Fertility drugs? I have not ruled them out. Granted, I don't know alot about them right now. I believe there are risks associated with them, right? My aunt has shared some of her experience taking such drugs to encourage egg production for the IVF she underwent, and there are definitely risks with it...but I don't know that I would need them if we didn't take the same route she did. Does that make sense? I am not against further investigation to see if there is a medical reason we have not conceived, or if it simply is not time for us yet. I am aware that my body may be working fine and it could possibly be an issue with DH's body. I am really struggling with surrender, I think. I call myself "quiverful" in the sense that I want to let God determine our family size, and not us, but what comes to mind most of the time is simply not using birth control to keep a family small. I rarely think about the aspect of trusting Him in the "smallness" of our family too. It is almost like saying..."Lord, I trust You, but only if You want to make our family HYUGE...now if You decide not to give us ANY, I don't want that part...I just want the HYUGE-ness." Selfish, I know. But this is about honesty, right? I go back to wondering why I would even feel what seems like a gap in our life, if we were not meant to have any.

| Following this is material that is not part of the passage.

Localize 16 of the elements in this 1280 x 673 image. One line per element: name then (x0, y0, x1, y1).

I attended a women's weekend at a church not long ago...back in late October I think it was. There was a woman who came and spoke and her words left me in tears. She voiced the very same things I was feeling...she and her husband had been married for several years and yet they were still childless. She suffered with endometriosis and several miscarriages. She cried out to God and her words matched my heart perfectly. She says God spoke to her and simply said "I called you to be a mother. I haven't called you to be pregnant". She knew then they were meant to adopt, and God saw them through it and brought a beautiful little boy into their lives from the Ukraine (I believe is was the Ukraine...I was kind of scatter-brained that morning, but it was in that area if I am wrong). Not very long after that, even through her medical condition and knowing she would probably never carry a child and give birth, she became pregnant and had another little boy! This beautiful sister is now pregnant with their FOURTH blessing! I say all that to express my hope. I don't know what God has in store...but my heart is open and I have a great feeling of compassion to orphaned children. Shucks, I simply love children. Love them. They could have great parents, and I would still love on them, lol. I am praying that He would reveal the course for us, through my husband, because I know where my heart stands in it.

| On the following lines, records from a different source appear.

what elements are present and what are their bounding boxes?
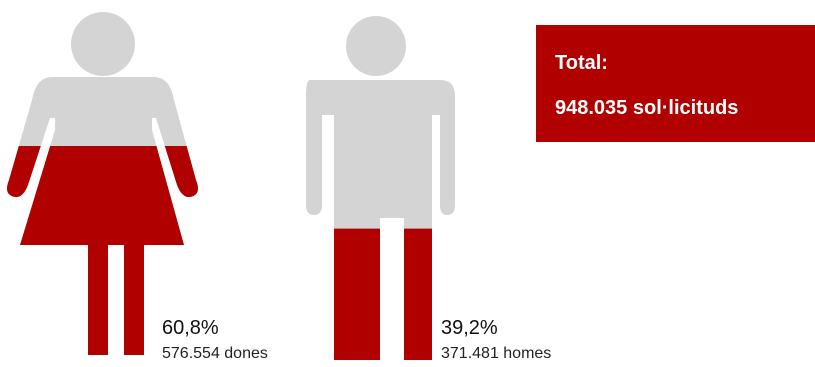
total-value: 948.035 sol·licituds — [555, 97, 739, 119]
women-count-label: 576.554 dones — [162, 345, 268, 362]
men-percent-label: 39,2% — [441, 317, 498, 339]
woman-icon — [7, 12, 198, 355]
women-percent-label: 60,8% — [162, 317, 219, 339]
man-icon — [306, 16, 455, 360]
total-box: Total: 948.035 sol·licituds — [536, 25, 815, 142]
men-count-label: 371.481 homes — [441, 345, 552, 362]
total-label: Total: — [555, 52, 608, 74]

I feel like a child who really does not want to throw a tantrum, because I know it won't do me any good, but I feel that tantrum coming on. I guess you could say I throw a little one about once a month now. I can't hide my disappointment from God when "the company" shows up, so I don't even try anymore. Why can't I just be thankful that part of me works? It didn't use to...

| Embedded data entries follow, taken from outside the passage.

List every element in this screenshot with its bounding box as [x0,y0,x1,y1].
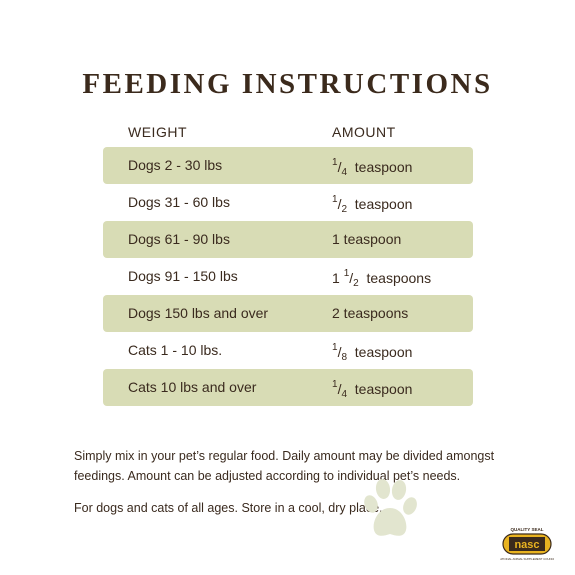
paw-icon [364,479,417,536]
weight-cell: Cats 1 - 10 lbs. [128,342,223,358]
table-row: Dogs 61 - 90 lbs 1 teaspoon [103,221,473,258]
svg-text:QUALITY SEAL: QUALITY SEAL [511,527,544,532]
amount-cell: 1/2 teaspoon [332,194,413,215]
feeding-table: Dogs 2 - 30 lbs 1/4 teaspoon Dogs 31 - 6… [103,147,473,406]
table-row: Cats 1 - 10 lbs. 1/8 teaspoon [103,332,473,369]
table-row: Dogs 91 - 150 lbs 1 1/2 teaspoons [103,258,473,295]
mixing-instructions: Simply mix in your pet’s regular food. D… [74,449,495,483]
amount-cell: 2 teaspoons [332,305,409,321]
storage-instructions: For dogs and cats of all ages. Store in … [74,501,383,515]
table-row: Dogs 150 lbs and over 2 teaspoons [103,295,473,332]
weight-cell: Dogs 61 - 90 lbs [128,231,230,247]
amount-cell: 1/8 teaspoon [332,342,413,363]
weight-cell: Cats 10 lbs and over [128,379,257,395]
nasc-quality-seal-logo: QUALITY SEAL nasc NATIONAL ANIMAL SUPPLE… [500,527,554,561]
svg-text:nasc: nasc [514,539,539,551]
weight-header: WEIGHT [128,124,187,140]
table-row: Cats 10 lbs and over 1/4 teaspoon [103,369,473,406]
table-row: Dogs 2 - 30 lbs 1/4 teaspoon [103,147,473,184]
weight-cell: Dogs 2 - 30 lbs [128,157,223,173]
amount-cell: 1/4 teaspoon [332,157,413,178]
amount-header: AMOUNT [332,124,396,140]
weight-cell: Dogs 91 - 150 lbs [128,268,238,284]
weight-cell: Dogs 150 lbs and over [128,305,269,321]
table-row: Dogs 31 - 60 lbs 1/2 teaspoon [103,184,473,221]
page-title: FEEDING INSTRUCTIONS [82,68,493,100]
amount-cell: 1 teaspoon [332,231,402,247]
amount-cell: 1 1/2 teaspoons [332,268,432,289]
svg-text:NATIONAL ANIMAL SUPPLEMENT COU: NATIONAL ANIMAL SUPPLEMENT COUNCIL [500,557,554,561]
weight-cell: Dogs 31 - 60 lbs [128,194,230,210]
amount-cell: 1/4 teaspoon [332,379,413,400]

Another aspect I have considered...my class. There is a desire (though not as strong as the other) to pay down our debt. Hopefully that will happen when I finish this course I am taking. Maybe God is waiting for me to finish my class? Maybe He knows that if I were to be pregnant and not be done with this class, it might never get done because I am just that scatterbrained? Maybe He's trying to make it easier on me (though I know life is rarely easy, especially for His people) and I'm just trying to cram everything in at once. Maybe. I guess I will have to wait and see. I will have to wait on Him.

He is still God and I am not. He is good, and I will praise Him in this storm, even if it is a broken hallelujah.